I sold The Greenwich at the end of 2025. I made that choice deliberately, with clear eyes, because the trajectory was not going to improve.
My experience was not unique. A recent report commissioned by Denver Economic Development & Opportunity, Visit Denver, and inKind confirmed that the experience I had was happening at scale. Full-service restaurant employment in Denver is down nearly 15 percent from 2020. In September 2025, Denver recorded the steepest year-over-year spending decline in dining among major U.S. cities. Restaurants contribute 13 percent of the city’s sales tax revenue, which is now declining. Profitability has turned negative for many operators, even as comparable restaurants outside Denver that operate under the same state laws — but without Denver’s local wage structure — remained stable.
That last point matters enormously. This is not a national trend being blamed on Denver. The comparison group is right here in Colorado.
The facts in that report are, sadly, now under attack. A coalition of 56 restaurants — many of them coffee shops and bars, rather than full-service restaurants most affected by the current wage policy — has written to the City Council to discredit it, arguing that its authors are restaurant owners who stand to benefit from the policy changes they recommend. It’s a convenient charge, and worth addressing directly.

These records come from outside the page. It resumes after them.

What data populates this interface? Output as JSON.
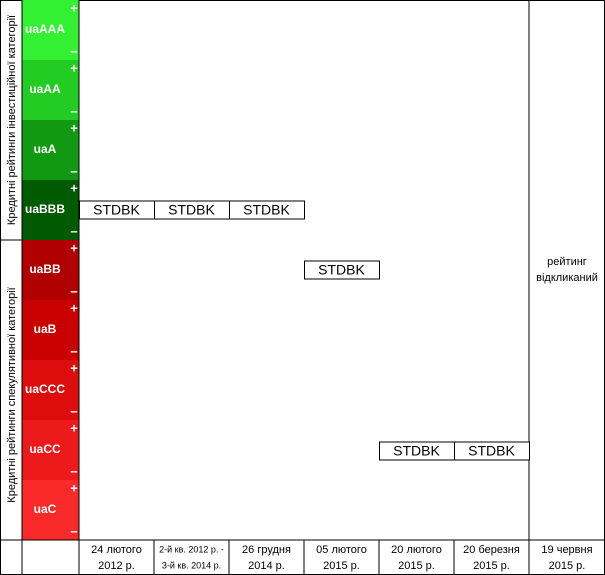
{
  "categories": {
    "investment": "Кредитні рейтинги інвестиційної категорії",
    "speculative": "Кредитні рейтинги спекулятивної категорії"
  },
  "plus": "+",
  "minus": "–",
  "ratings": [
    {
      "label": "uaAAA",
      "color": "#33f033"
    },
    {
      "label": "uaAA",
      "color": "#22cc22"
    },
    {
      "label": "uaA",
      "color": "#119a11"
    },
    {
      "label": "uaBBB",
      "color": "#005a00"
    },
    {
      "label": "uaBB",
      "color": "#b00000"
    },
    {
      "label": "uaB",
      "color": "#c80000"
    },
    {
      "label": "uaCCC",
      "color": "#dd0d0d"
    },
    {
      "label": "uaCC",
      "color": "#ec1a1a"
    },
    {
      "label": "uaC",
      "color": "#fb2a2a"
    }
  ],
  "columns": [
    {
      "date": [
        "24 лютого",
        "2012 р."
      ],
      "rating": "STDBK"
    },
    {
      "date": [
        "2-й кв. 2012 р. -",
        "3-й кв. 2014 р."
      ],
      "rating": "STDBK"
    },
    {
      "date": [
        "26 грудня",
        "2014 р."
      ],
      "rating": "STDBK"
    },
    {
      "date": [
        "05 лютого",
        "2015 р."
      ],
      "rating": "STDBK"
    },
    {
      "date": [
        "20 лютого",
        "2015 р."
      ],
      "rating": "STDBK"
    },
    {
      "date": [
        "20 березня",
        "2015 р."
      ],
      "rating": "STDBK"
    },
    {
      "date": [
        "19 червня",
        "2015 р."
      ],
      "rating": [
        "рейтинг",
        "відкликаний"
      ]
    }
  ]
}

The data in that report does not come from its authors — it comes from the Bureau of Labor Statistics, Colorado Department of Labor & Employment, the Denver Department of Finance, The Economist, Bank of America, and OpenTable. You don’t have to take the authors’ word for anything. You can look up the numbers yourself.
What’s more telling is what the critics’ own letter acknowledges: that permitting is broken, that rents are too high, that safety is a problem, that the city isn’t doing enough to support independent operators — all conclusions the report reached as well. They agree with nearly everything in the report — except the part about labor costs. Agreeing that the patient is sick while refusing to discuss the fever isn’t a counterargument. You haven’t entered the debate. You’ve shut it down.

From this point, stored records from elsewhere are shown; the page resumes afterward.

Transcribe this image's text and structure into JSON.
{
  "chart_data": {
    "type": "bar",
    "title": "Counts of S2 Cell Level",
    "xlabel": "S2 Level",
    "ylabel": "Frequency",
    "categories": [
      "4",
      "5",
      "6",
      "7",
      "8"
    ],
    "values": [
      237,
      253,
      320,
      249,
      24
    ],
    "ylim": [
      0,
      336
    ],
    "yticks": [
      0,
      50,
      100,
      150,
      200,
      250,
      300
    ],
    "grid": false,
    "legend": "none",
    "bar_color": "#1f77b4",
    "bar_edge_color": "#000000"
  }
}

Denver built something truly worth fighting for — a restaurant culture that was independent, creative, and community-rooted in ways that set this city apart. That culture is contracting. The neighborhoods that once hummed with new restaurants and new ideas are quieter now, and the operators best positioned to restore that energy are the ones being squeezed out fastest.
What they need — what this city needs — is not a shouting match, political campaigns, or letter-writing contests. It is an honest, clear-eyed conversation about all of the forces that are making it harder to open a restaurant, keep one open, and do right by the people who work in them. Twenty years in this industry taught me one thing above all else: The hardest problems only get solved when everyone is willing to tell the truth. Denver has done it before. It can do it again. But not with its eyes closed.